Che cos’è un nonno? Alla festa degli angeli custodi (1 ottobre) si associa giustamente una celebrazione dei nonni in quanto aiuto e sostegno ai propri figli e ai propri nipoti. Di riflesso, sul mercato editoriale si sprecano i libri in cui la presenza del nonno viene celebrata come protagonista indiscussa e io stessa, in diverse occasioni, ho messo al centro belle storie che ritraggono l’opera collaborativa di queste figure.
Eppure è molto vero che i nonni spesso abitano con grande maestria quei luoghi defilati, che stanno ai margini, eppure loro, solidi nel loro esserci, permettono una libertà quasi vertiginosa (ma forse necessaria?).
Ce lo racconta in un albo illustrato suggestivo, come gli acquarelli di Alessandro Sanna sanno essere, Saltafossi, un libro che sembra incentrato su tutto tranne che sui nonni, ma dove un nonno appare, facendo tutta la differenza.
«Abito vicino al grande fiume. La scuola è finita e le giornate sono lunghissime»
Il ragazzo protagonista è solo, libero e, appena avvisando il nonno, («“Nonno, esco. Vado a cercare Saltafossi”») si inoltra in una giornata di ricerca, tra l’erba alta, i pioppi, le forre, le pericolosissime pozze, i castagni, le ripe scoscese, i cipressi…
Chi è Saltafossi?
«Saltafossi è il mio migliore amico!»
Quasi a suggerirci una risposta, mentre il protagonista corre e poi rallenta e guarda e avanza, l’autore dissemina le tavole illustrate di piccole creature: sarà forse la ranocchia che salta disturbata tra le canne? Sarà forse il corvo che occhieggia curioso il movimento rumoroso nella ferma calura estiva?
«Urca! La bicicletta di Saltafossi. La sogno da sempre»
Una bici da cross, la campagna, la solitudine, il caldo… non manca nulla perché l’avventura incominci.
«Saltafossi, dove sei?»
Il fiume, alveo di simboli e significati, sembra in un qualche modo rispondere a questa domanda: il protagonista non è più solo, eccolo Saltafossi che, ombra nello specchio d’acqua, accompagna, incita, spinge l’amico nella corsa e quando non c’è più il riflesso a mostrarcelo ecco che Saltafossi si trasforma in lepre, cavalletta, chiome fruscianti, serpente.

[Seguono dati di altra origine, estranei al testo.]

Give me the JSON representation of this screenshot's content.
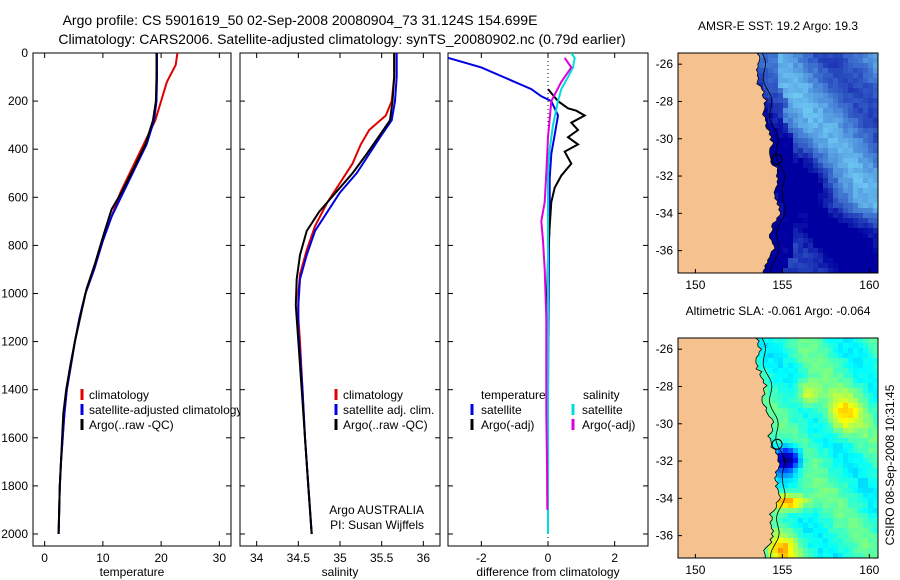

È una corsa vertiginosa che ha tutta l’urgenza della ricerca, dell’entusiasmo, della foga, del bisogno di saltare ogni fosso, di arrivare chissadove.
Il salto temerario, l’ultimo. La bicicletta si ammacca. Disperazione.
«Torno a casa»
Chi è casa?
Quel volto silenzioso che neanche aveva alzato la testa, all’inizio della storia quando il protagonista aveva imboccato il cancello verso la campagna, pronuncia le uniche parole degne di essere ascoltate:
«“Non preoccuparti, la aggiustiamo assieme”»
Ciò che colpisce di quest’albo è la stratificazione che le immagini e le parole offrono, suggerendo un profondità che non si esaurisce sulla superficie.
Dai riferimenti allo spirito dell’infanzia che appare come un Peter Pan alla citazione diretta di Saltafoss, la bicicletta nata negli anni ‘70 che ha segnato in modo indelebile l’immaginario dei bambini di allora, dagli scorci della bassa padana e delle valli di Comacchio dove “saltafossi”, erano invece i barchini che permettevano di muoversi in modo maneggevole tra i canali fino al brulichio di spiriti e creature…
E poi i colori: i toni dal giallo alla terra bruciata di un’estate che arde, fulgida nel bianco luminosissimo che come un’emanazione circonda il protagonista, ma che ugualmente si sporca con la terra e il legno bruciato.
Saltafossi mostra nei margini la forza di ciò che ci segue, di ciò che non ci lascia, di ciò che ci costituisce, nonostante sembri lontano dal cuore, dal centro.
I nonni sono questo.
Un albo sulla crescita e sull’essere che arde e brucia come ogni ricerca esistenziale.